Christopher
Fox is a composer. He was born in York in 1955, grew
up in the north of England and now lives in London. He studied composition
with Hugh Wood, Jonathan Harvey and Richard Orton at Liverpool, Southampton
and York Universities and was awarded the degree of DPhil in composition
from York University in 1984. In 1981 he won the composition prize of the Performing
Right Society of Great Britain; since then he has established a reputation
as one of the most individual composers of his generation. Between 1984 and
1994 he was a member of the composition staff of the Darmstadt New Music
Summer
School. During 1987 he lived in West Berlin as a guest of the DAAD Berlin
Artists Programme. In 1994 he joined the Music Department at the University
of Huddersfield, eventually
becoming Professor in Composition. Since April 2006 he has been Research
Professor in Music at Brunel University.
Fox’s work has been performed and broadcast world-wide and has featured
in many of the leading new music festivals, from the Amsterdam PROMS to the
BBC Promenade Concerts and from St Petersburg to Sidney. In recent years he
has established particularly close relationships with the Ives Ensemble in
the Netherlands, for whom he wrote the evening-long ensemble installation,
Everything You Need To Know (2000-1) and with Apartment House in the UK. Fox’s
music is widely available on CD, with a portrait CD on NMC, four portrait
CDs on Metier and other recordings on Artifact, BVHaast and FMR.
His writings on music have also been published widely, in the journals Contact
(of which he was an editor), Contemporary Music Review, Musical Times and Tempo,
and deals principally with new music, in particular experimental, minimalist
and complex tendencies in American and European music.

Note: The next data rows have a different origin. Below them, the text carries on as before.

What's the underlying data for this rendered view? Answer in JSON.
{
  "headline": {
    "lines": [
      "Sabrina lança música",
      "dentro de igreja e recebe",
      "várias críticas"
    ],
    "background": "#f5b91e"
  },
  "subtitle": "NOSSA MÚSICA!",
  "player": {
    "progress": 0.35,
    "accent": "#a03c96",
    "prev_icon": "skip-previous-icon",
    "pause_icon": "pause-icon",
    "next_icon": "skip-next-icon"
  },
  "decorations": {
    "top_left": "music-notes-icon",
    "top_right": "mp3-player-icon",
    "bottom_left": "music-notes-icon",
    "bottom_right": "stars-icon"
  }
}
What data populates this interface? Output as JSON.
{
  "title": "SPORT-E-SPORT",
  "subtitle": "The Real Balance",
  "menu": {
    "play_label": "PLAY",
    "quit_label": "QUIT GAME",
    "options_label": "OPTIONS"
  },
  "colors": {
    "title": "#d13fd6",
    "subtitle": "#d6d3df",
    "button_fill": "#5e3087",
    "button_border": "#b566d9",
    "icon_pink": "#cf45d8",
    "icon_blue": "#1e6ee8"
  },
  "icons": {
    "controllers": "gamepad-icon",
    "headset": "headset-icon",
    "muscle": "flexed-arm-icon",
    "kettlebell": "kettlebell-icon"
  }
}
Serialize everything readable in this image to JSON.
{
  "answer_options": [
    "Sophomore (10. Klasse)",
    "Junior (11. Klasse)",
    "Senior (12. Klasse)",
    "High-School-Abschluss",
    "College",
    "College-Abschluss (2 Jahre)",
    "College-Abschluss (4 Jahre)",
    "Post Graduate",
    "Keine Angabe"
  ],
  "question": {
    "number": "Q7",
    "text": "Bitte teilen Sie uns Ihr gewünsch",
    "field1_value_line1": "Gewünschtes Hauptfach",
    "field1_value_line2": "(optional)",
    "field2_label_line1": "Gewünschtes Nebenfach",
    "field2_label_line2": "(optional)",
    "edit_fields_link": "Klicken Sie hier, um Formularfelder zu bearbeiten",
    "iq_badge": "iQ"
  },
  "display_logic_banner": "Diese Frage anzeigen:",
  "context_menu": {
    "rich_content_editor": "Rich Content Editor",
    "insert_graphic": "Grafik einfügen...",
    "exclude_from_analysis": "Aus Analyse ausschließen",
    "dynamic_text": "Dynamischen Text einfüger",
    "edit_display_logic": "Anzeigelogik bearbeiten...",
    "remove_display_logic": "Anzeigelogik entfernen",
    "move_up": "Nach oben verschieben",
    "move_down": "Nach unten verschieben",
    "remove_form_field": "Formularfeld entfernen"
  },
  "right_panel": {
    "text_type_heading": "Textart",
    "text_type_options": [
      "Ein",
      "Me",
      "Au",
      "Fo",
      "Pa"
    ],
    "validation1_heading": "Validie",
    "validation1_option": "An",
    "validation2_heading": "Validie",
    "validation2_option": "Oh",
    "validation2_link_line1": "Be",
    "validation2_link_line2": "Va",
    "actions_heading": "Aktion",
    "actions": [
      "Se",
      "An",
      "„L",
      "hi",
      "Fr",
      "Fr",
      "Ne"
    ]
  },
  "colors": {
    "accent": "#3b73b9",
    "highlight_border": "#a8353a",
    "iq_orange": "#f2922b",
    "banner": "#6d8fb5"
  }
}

He was co-editor of
Von Kranichstein zur Gegenwart (1996, DACO Verlag, Stuttgart), a history of
50 years of the Darmstadt Ferienkurse, and of Uncommon Ground, a book on the
music of Michael Finnissy (1998, Ashgate Press, London).
Fox has been hailed by Andy Hamilton in The Wire as "a tantalising figure
in British Music"; Paul Driver in the Sunday Times has described his music
as "impressive, thoughtful, entertaining and extremely varied". Fox's
work regularly extends beyond the conventional boundaries of the concert hall
and includes the radio piece Three Constructions after Kurt Schwitters, commissioned
by the BBC in 1993 and nominated for the Prix Italia, gallery works in collaboration
with video artists and printmakers, and a number of extended ensemble works
which defy categorisation. Paul Griffiths, writing in the Times, has said of
Fox's work that "he takes simple ideas but he makes them sound quite wonderful".